OGH 3Ob168/14y

OGH3Ob168/14y22.10.2014

Der Oberste Gerichtshof hat durch den Senatspräsidenten Dr. Prückner als Vorsitzenden sowie den Hofrat Univ.‑Prof. Dr. Neumayr, die Hofrätin Dr. Lovrek und die Hofräte Dr. Jensik und Dr. Roch als weitere Richter in der Rechtssache der klagenden Partei Allgemeine Unfallversicherungsanstalt, Wien 20, Adalbert-Stifter-Straße 65, vertreten durch Dr. Peter Schaden und Mag. Werner Thurner, Rechtsanwälte in Graz, gegen die beklagten Parteien 1. W***** GmbH & Co KG, *****, vertreten durch Scherbaum Seebacher Rechtsanwälte GmbH in Graz, und 2. W***** AG, *****, Schweiz, vertreten durch Dr. Reinhard Perstel, Rechtsanwalt in Wien, wegen 10.414,56 EUR sA und Feststellung (20.000 EUR), infolge außerordentlicher Revision der klagenden Partei gegen das Urteil des Oberlandesgerichts Graz als Berufungsgericht vom 25. Juli 2014, GZ 2 R 108/14s‑98, womit infolge Berufung der klagenden Partei das Urteil des Landesgerichts für Zivilrechtssachen Graz vom 28. Februar 2014, GZ 14 Cg 98/11v‑93, bestätigt wurde, den

Beschluss

gefasst:

European Case Law Identifier: ECLI:AT:OGH0002:2014:0030OB00168.14Y.1022.000

 

Spruch:

Die außerordentliche Revision der klagenden Partei wird gemäß § 508a Abs 2 ZPO mangels der Voraussetzungen des § 502 Abs 1 ZPO zurückgewiesen.

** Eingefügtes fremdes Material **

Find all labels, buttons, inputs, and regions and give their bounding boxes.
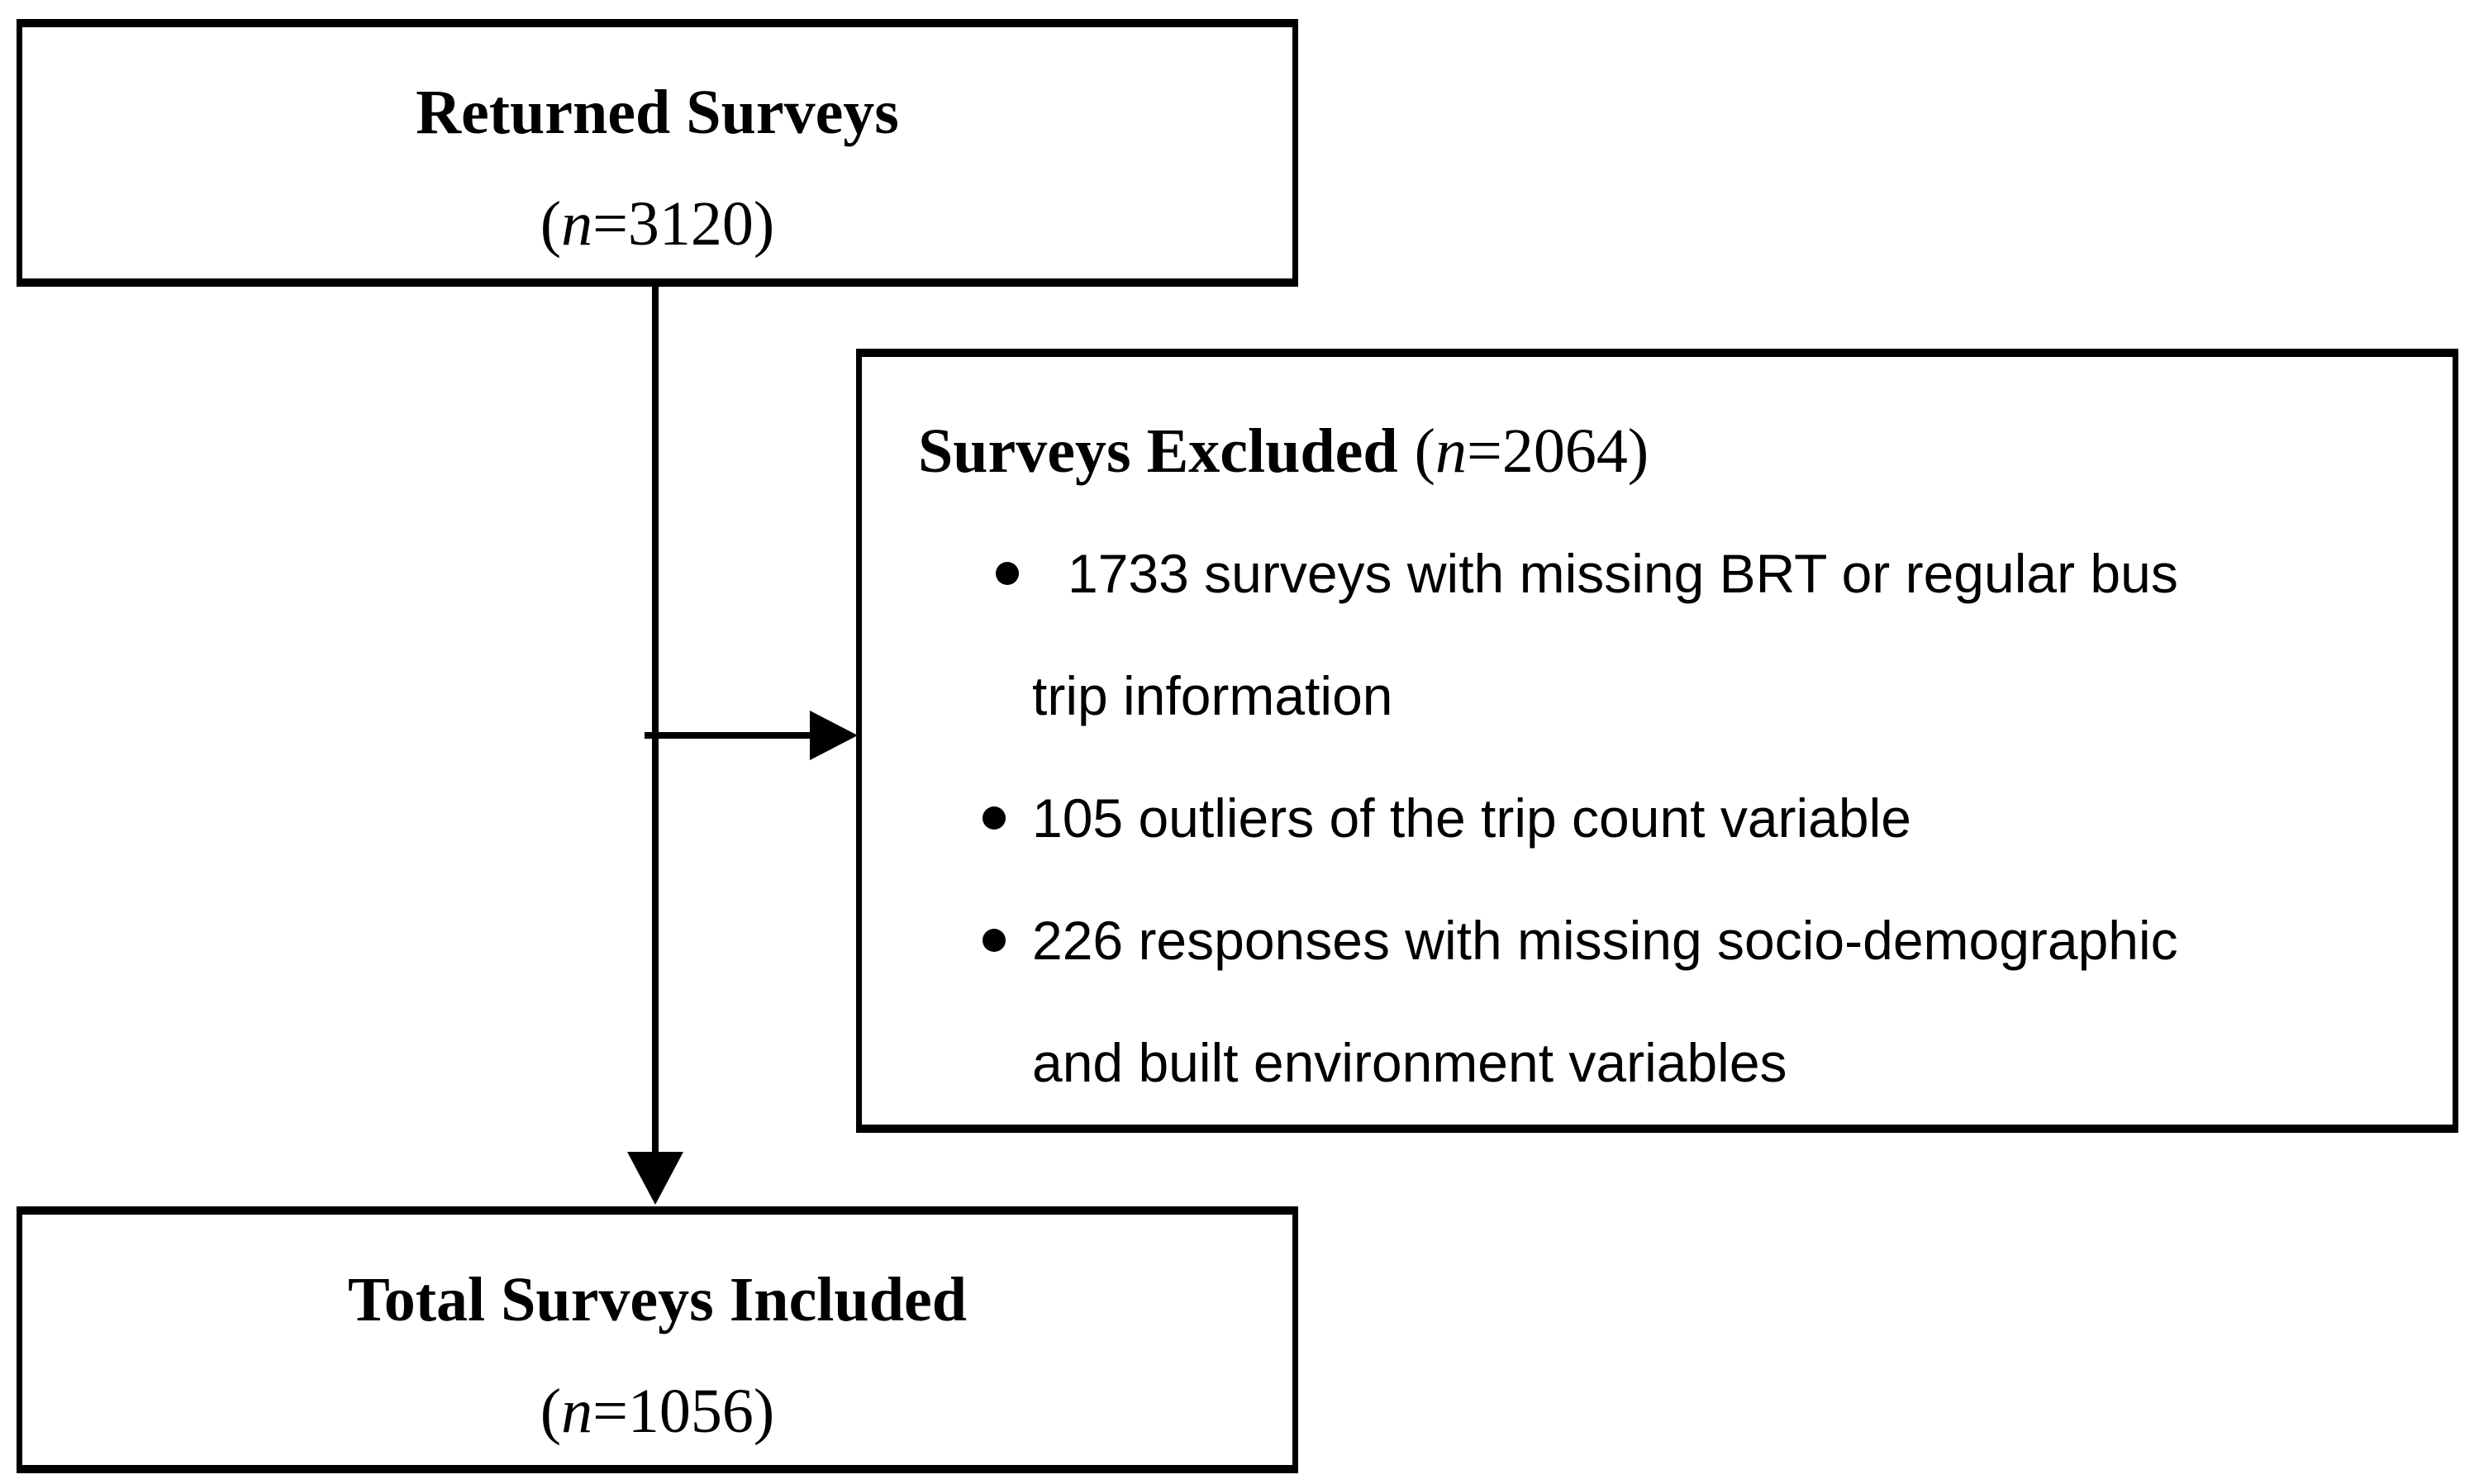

Der Antrag der zweitbeklagten Partei auf Zuspruch der Kosten der Revisionsbeantwortung wird zurückgewiesen.

 

Begründung:

Am 6. August 2008 ereignete sich in einem Schulgebäude ein Arbeitsunfall, bei dem die bei der klagenden Allgemeinen Unfallversicherungsanstalt pflichtversicherte C***** (in der Folge: Verunfallte) bei der Verwendung der von der zweitbeklagten Partei hergestellten und von der erstbeklagten Partei vertriebenen Bodenpoliermaschine „W***** M***** LS“, getötet wurde: Das ‑ von der Verunfallten mit der Maschine überfahrene ‑ Stromkabel der Maschine gelangte in den Spalt zwischen dem Gehäuse und der Padantriebsscheibe und wickelte sich auf. Die Verunfallte, die keine festen Schuhe trug, kam zu Sturz; wegen Nichtloslassens des Totmannschalters schaltete sich die Maschine nicht ab, sodass die Verunfallte vom Stromkabel, dass sie sich zumindest über die Schulter gelegt hatte, stranguliert wurde.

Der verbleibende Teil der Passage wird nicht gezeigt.